The current neo-fascist, technofeudalist, billionaire oligarchic simulation has no tolerance for the weird or wonderful. The premise of their escape plans, for their sealed off eco-villages and Mars colonies and eugenic civilizations, is that they can account for everything: the ventilation, the soil matrix, the social codes, the diet, the water treatment. Environmental disaster is the excuse, but the aspirations is the same: America 2.0, hatched ex nihilo, as if from nothing, and—more important—accounting for everything. No surprises. No wiggle room. No magic. No women, for that matter. Just robots and little girls.
There’s no magic to it. Everything has to be figured out, from vertical farming to regenerative systems. As if the complexity of life can be recreated from a sterile starting place more easily than tweaked back into balance right here in the real world. Pave over the living planet and live above it, as if a moss could grow on a plastic-sheathed tree trunk, or a gut biome can thrive on packaged protein powders. And it never works. No matter how well they lay down their foundation, there’s always cracks in the pavement. And something sprouts through it. Unaccounted for. Differently alive, in spite of everything.

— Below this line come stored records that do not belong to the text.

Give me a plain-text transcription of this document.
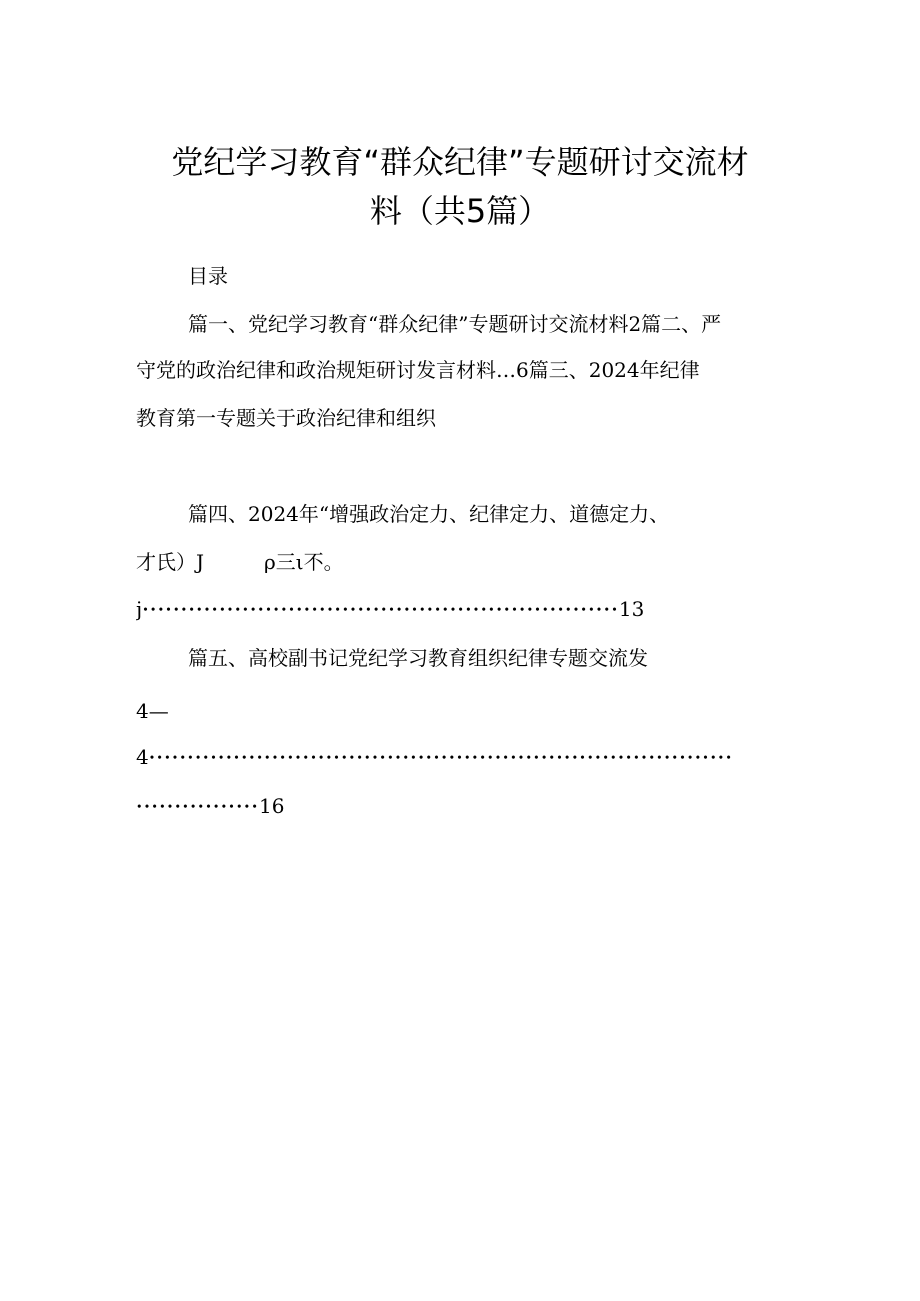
党纪学习教育“群众纪律”专题研讨交流材
料（共5篇）
目录
篇一、党纪学习教育“群众纪律”专题研讨交流材料2篇二、严
守党的政治纪律和政治规矩研讨发言材料…6篇三、2024年纪律
教育第一专题关于政治纪律和组织
篇四、2024年“增强政治定力、纪律定力、道德定力、
才氏）J　　　ρ三ι不。
j••••••••••••••••••••••••••••••••••••••••••••••••••••••••••••••13
篇五、高校副书记党纪学习教育组织纪律专题交流发
4—
4••••••••••••••••••••••••••••••••••••••••••••••••••••••••••••••••••••••••••••
••••••••••••••••16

Reality is weirder than these simulations. Weirder and better and more powerful and sustainable and regenerative and sexy and fun. Yeah, fucking is even more fun than blowing up a Venezuelan fishing boat. I promise you it is. I’ve never blown up a Venezuelan fishing boat, but I know in my bones it’s not as much fun as good sex, or singing in the shower, or rolling in the grass, or seeing the stars. I feel certainty about that.
But that’s besides the point. All I’m trying to get across here is that when things seem impossibly bad or inevitable, we have the option of considering the impossible. So challenge the evidence. Find the cracks in the pavement. Tilt your head to the side like a dog, and welcome the state of confusion.
Embrace the absurdity, and stop making sense for long enough to actually sense what’s happening here.